Assim o passado se torna algo a ser analisado e decifrado para que se possa chegar mais próximo possível do que de fato ocorreu, e este é o papel da história, nos fazer enxergar o passado como forma de nos reconhecermos no presente, como nos diz Joseph Ki-Zerbo (2010):
A história é uma fonte, na qual poderemos não apenas ver e reconhecer nossa própria imagem, mas também beber e recuperar nossas forças para prosseguir adiante na caravana do progresso humano. [...]. Pois “em algum lugar sob as cinzas mortas do passado existem sempre brasas impregnadas da luz da ressurreição”. [10]
Eis a função da História, nos fazer ver nossa própria imagem a partir do que fomos realizando ao longo da nossa existência.
Para a realização deste trabalho adotou-se a pesquisa bibliográfica. Nesta modalidade de pesquisa o presente trabalho terá como principais fontes de uso: História e História Cultural (Sandra JatahyPesavento); Religião e Religiosidade no Brasil Colonial (Mary Del Priore); Festas e utopias no Brasil colonial(ibidem); O império do divino(Martha Abreu); Deuses do povo( Carlos Brandão); Festa à Brasileira: o sentido do festejar no país que “não é sério”(Rita Amaral); A puxada do Mastro: transformações históricas da festa de São Sebastião em Olivença (Ilhéus- BA)(Edilece Couto); Folguedos, feiras e feriados: aspectos socioeconômicos das festas no mundo dos engenhos ( Vera Lucia Amaral Ferlini); Formas elementares da vida religiosa ( Émile Durkheim); O catolicismo rústico no Brasil ( Maria Isaura Pereira de Queiroz).

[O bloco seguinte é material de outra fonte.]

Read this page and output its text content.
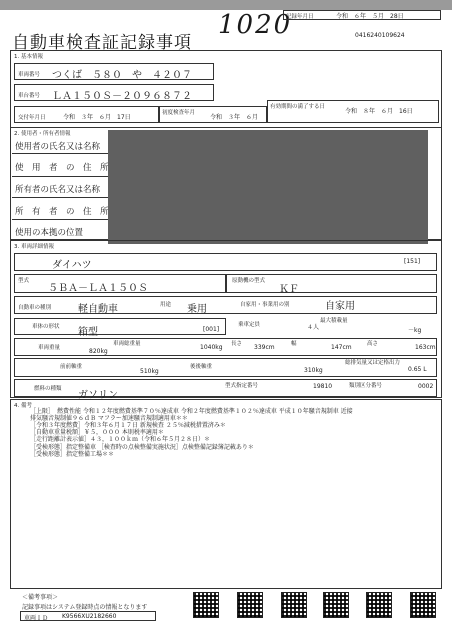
自動車検査証記録事項
1020
記録年月日	令和　６年　５月　28日
0416240109624
1. 基本情報
車両番号 つくば　５８０　や　４２０７
車台番号 ＬＡ１５０Ｓ－２０９６８７２
交付年月日	令和　３年　６月　17日
初度検査年月
令和　３年　６月
有効期間の満了する日
令和　８年　６月　16日
2. 使用者・所有者情報
使用者の氏名又は名称
使　用　者　の　住　所
所有者の氏名又は名称
所　有　者　の　住　所
使用の本拠の位置
3. 車両詳細情報
ダイハツ	[151]
型式
５ＢＡ－ＬＡ１５０Ｓ
原動機の型式
ＫＦ
自動車の種別	軽自動車	用途 乗用	自家用・事業用の別	自家用
車体の形状 箱型	[001]
乗車定員	４人
最大積載量
－kg
車両重量	820kg
車両総重量	1040kg 長さ 339cm	幅	147cm	高さ	163cm
前前軸重
510kg
後後軸重	310kg
総排気量又は定格出力
0.65 L
燃料の種類
ガソリン
型式指定番号	19810	類別区分番号	0002
4. 備考
［上限］　燃費性能 令和１２年度燃費基準７０％達成車 令和２年度燃費基準１０２％達成車 平成１０年騒音規制車 近接
排気騒音規制値９６ｄＢ マフラー加速騒音規制適用車＊＊
［令和３年度燃費］令和３年６月１７日 新規検査 ２５％減税措置済み＊
［自動車重量税額］￥５，０００ 本則税率適用＊
［走行距離計表示値］４３，１００ｋｍ（令和６年５月２８日）＊
［受検形態］指定整備車 ［検査時の点検整備実施状況］点検整備記録簿記載あり＊
［受検形態］指定整備工場＊＊
＜備考事項＞
記録事項はシステム登録時点の情報となります
車両ＩＤ K9566XU2182660
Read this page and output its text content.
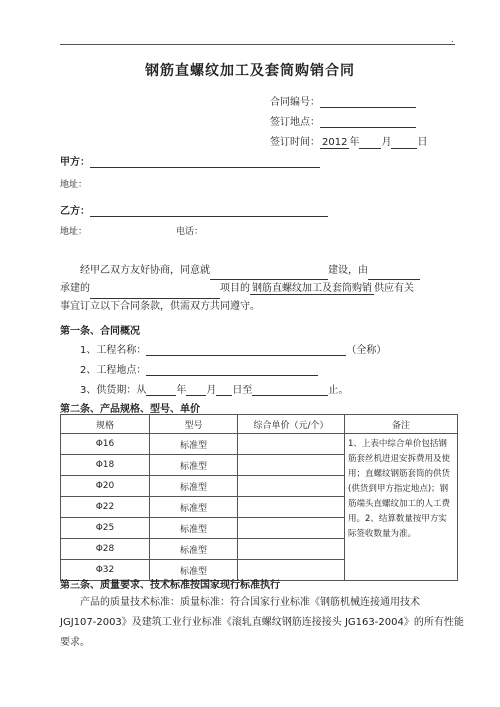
.
钢筋直螺纹加工及套筒购销合同
合同编号：
签订地点：
签订时间： 2012 年 月	日
甲方：
地址：
乙方：
地址：	电话：
经甲乙双方友好协商，同意就	建设，由
承建的	项目的 钢筋直螺纹加工及套筒购销 供应有关
事宜订立以下合同条款，供需双方共同遵守。
第一条、合同概况
1、工程名称：	（全称）
2、工程地点：
3、供货期：从	年 月 日至	止。
第二条、产品规格、型号、单价
规格	型号	综合单价（元/个）	备注
Φ16	标准型		1、上表中综合单价包括钢筋套丝机进退安拆费用及使用；直螺纹钢筋套筒的供货(供货到甲方指定地点)；钢筋端头直螺纹加工的人工费用。2、结算数量按甲方实际签收数量为准。
Φ18	标准型		
Φ20	标准型		
Φ22	标准型		
Φ25	标准型		
Φ28	标准型		
Φ32	标准型		
第三条、质量要求、技术标准按国家现行标准执行
产品的质量技术标准：质量标准：符合国家行业标准《钢筋机械连接通用技术
JGJ107-2003》及建筑工业行业标准《滚轧直螺纹钢筋连接接头 JG163-2004》的所有性能
要求。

Além da seleção de livros e fichamento dos mesmos, a pesquisa também fez uso da metodologia da história oral para falar do festejo em estudo, uma vez que não se tem nada escrito acerca deste. Vale ressaltar que a escolha dos entrevistados não aconteceu de forma aleatória, mas procurou-se pessoas que tiveram um relevante papel no que concerne a pesquisa. Como ressalta Albuquerque Júnior (2007)[11]: Uma história que se diz oral, mas que se faz por escrito”.
Também foi realizada uma análise documental, onde o documento analisado foi o Livro de Tombo da paróquia em estudo, que possui alguns relatos manuscritos sobre os acontecimentos na paróquia de São João Batista e Santa Teresinha na década de 80.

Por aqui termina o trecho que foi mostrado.